Wednesday, September 17, 2014

Speaking In Tongues (part 10)

Before Paul brings up Apollos, who is renowned for his eloquent speech and his ability to employ lofty speech in his presentation and defense of the Gospel (thereby explaining Paul’s making mention of Apollos), Paul defends this recognized deficiency in his own abilities.  Naturally, though he may see his abilities as being deficient, he believes that the message that he preaches, and the effects that it produces in those that hear it and live it, more than make up for his perceived failings. 

With a solid framework in place, it is now possible to better understand what Paul is getting at when he writes “When I came to you, brothers and sisters, I did not come with superior eloquence or wisdom as I proclaimed the testimony of God.  For I decided to be concerned about nothing among you except Jesus Christ, and Him crucified.  And I was with you in weakness and in fear and with much trembling.  My conversation and my preaching were not with persuasive words of wisdom, but with a demonstration of the Spirit and of power, so that your faith would not be based on human wisdom but on the power of God” (2:1-5). 

This very thing that he did not want to see, which is faith based on human wisdom (with this being tied to the honor competition rather than this being a knock on the mental pursuit of the appropriate understanding and application of facts, not to mention that the message of the cross as the place of actual honor for Jesus and those that would follow Him, when the world saw it as the place of the greatest shame), is what was happening among those that were inclined to identify themselves with Apollos, in alignment with the prevailing principles of honor and shame.  This also illuminates Paul’s asking them “are you not merely human?”  Again, Paul takes no issue with Apollos.  Indeed, Paul may have desired to possess Apollos’ abilities.  At the same time, what he saw in Corinth, as the people were perhaps reacting to Apollos more based on his abilities rather than on the message that he faithfully delivered to the best of his abilities, served as a tremendous example to Paul. 

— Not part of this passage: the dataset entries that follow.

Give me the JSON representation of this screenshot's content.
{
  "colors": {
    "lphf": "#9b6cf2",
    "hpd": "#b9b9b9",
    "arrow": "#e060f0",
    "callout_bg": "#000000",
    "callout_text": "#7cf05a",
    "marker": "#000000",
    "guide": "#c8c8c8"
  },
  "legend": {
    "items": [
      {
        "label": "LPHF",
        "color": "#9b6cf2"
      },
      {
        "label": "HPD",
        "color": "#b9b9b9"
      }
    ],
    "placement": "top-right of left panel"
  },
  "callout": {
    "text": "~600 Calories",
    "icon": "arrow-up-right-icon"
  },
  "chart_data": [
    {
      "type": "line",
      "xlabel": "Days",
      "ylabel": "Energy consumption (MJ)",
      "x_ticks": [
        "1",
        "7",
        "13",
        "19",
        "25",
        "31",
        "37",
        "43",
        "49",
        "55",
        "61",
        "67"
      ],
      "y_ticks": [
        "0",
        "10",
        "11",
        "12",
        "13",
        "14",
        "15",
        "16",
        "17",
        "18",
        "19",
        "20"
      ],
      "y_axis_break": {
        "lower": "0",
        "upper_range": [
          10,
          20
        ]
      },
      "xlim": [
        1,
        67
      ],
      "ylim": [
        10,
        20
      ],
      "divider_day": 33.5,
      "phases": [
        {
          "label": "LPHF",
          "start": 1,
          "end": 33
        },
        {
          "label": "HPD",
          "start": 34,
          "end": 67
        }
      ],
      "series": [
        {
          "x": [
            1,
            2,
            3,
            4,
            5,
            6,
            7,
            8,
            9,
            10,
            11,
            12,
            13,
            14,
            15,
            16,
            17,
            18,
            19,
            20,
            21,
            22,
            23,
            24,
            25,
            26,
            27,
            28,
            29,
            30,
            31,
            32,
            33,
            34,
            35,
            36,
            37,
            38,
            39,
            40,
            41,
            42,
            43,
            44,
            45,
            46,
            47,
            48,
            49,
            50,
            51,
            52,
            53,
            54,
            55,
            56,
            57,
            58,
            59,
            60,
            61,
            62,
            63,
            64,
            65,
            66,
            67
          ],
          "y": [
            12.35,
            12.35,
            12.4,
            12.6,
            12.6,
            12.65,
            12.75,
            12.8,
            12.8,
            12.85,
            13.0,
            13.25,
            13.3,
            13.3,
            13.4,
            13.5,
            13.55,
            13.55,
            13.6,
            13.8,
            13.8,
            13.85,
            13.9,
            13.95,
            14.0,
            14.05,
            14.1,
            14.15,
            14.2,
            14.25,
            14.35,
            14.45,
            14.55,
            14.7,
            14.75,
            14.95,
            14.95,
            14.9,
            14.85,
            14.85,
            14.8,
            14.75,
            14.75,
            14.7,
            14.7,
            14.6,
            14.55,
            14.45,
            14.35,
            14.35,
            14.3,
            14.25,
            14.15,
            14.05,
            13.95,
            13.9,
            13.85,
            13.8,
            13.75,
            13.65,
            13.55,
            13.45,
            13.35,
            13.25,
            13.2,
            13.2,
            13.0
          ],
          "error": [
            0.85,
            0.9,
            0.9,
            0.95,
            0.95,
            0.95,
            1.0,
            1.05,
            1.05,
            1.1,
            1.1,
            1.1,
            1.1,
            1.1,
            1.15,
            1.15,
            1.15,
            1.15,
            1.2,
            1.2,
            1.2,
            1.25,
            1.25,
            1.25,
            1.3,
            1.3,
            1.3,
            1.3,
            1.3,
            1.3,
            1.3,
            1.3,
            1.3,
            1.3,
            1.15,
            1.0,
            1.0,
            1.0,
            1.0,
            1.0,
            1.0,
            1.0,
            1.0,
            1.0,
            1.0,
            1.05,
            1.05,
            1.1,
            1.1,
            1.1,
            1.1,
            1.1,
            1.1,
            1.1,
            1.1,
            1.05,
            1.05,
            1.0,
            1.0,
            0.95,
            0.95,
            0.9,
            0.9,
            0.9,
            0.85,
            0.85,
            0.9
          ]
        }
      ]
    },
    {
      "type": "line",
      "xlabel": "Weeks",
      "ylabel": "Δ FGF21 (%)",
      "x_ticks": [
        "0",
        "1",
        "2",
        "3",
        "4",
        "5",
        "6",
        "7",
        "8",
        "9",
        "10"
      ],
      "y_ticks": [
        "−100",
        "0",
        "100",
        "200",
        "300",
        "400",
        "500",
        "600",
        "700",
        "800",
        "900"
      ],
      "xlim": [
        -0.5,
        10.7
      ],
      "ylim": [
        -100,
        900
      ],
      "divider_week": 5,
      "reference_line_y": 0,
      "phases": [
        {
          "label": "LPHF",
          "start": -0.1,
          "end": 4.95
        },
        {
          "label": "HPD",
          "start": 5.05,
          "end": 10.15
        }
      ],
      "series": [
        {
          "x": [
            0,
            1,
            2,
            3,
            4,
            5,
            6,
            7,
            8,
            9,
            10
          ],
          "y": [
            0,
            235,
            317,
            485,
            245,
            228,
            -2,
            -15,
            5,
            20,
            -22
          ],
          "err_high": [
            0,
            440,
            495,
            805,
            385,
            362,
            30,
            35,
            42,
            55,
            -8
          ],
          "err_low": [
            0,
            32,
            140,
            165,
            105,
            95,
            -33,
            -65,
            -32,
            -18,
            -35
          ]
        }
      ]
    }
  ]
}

In the end, he would rather see that the message of the Gospel (Jesus as Lord of all) and its cross (humiliation, suffering, weakness, cursing, shame) carry the day, for then there would be no doubt as to wherein lied the mysterious efficacy of the message against all reasonable expectations (the whole thing being absurd prima facie).  It was Paul’s underlying hope that if honor was to be accrued and assigned, that it would not be assigned to the one that delivered the message, but to the one of whom the message spoke, and it would hopefully spark imitation of the supreme honoree along cross-shaped lines.

This must be approached carefully, especially if one finds himself in the midst of a Christian culture that decries deep learning as being somehow antithetical to the spirit of the Gospel.  Paul does not take issue with learning and the ability to speak persuasively.  He is taking issue with the response of the people in accordance with social norms that valued power and persuasion and the individual pursuit of honor at all costs as the dominant ethic of society, rather than the embrace of suffering and shame if need be as the dominant ethic of the society of the followers of Jesus as they turned the world on its head. 

Failing in this area would mean that they were continuing to value the standards of the kingdoms of man rather than the standards of the kingdom of the Creator God as demonstrated by Jesus, as those standards were outlined in the what they have would known about Jesus through the traditions that were being orally transmitted about Him (in word and deed), and as displayed through His cross.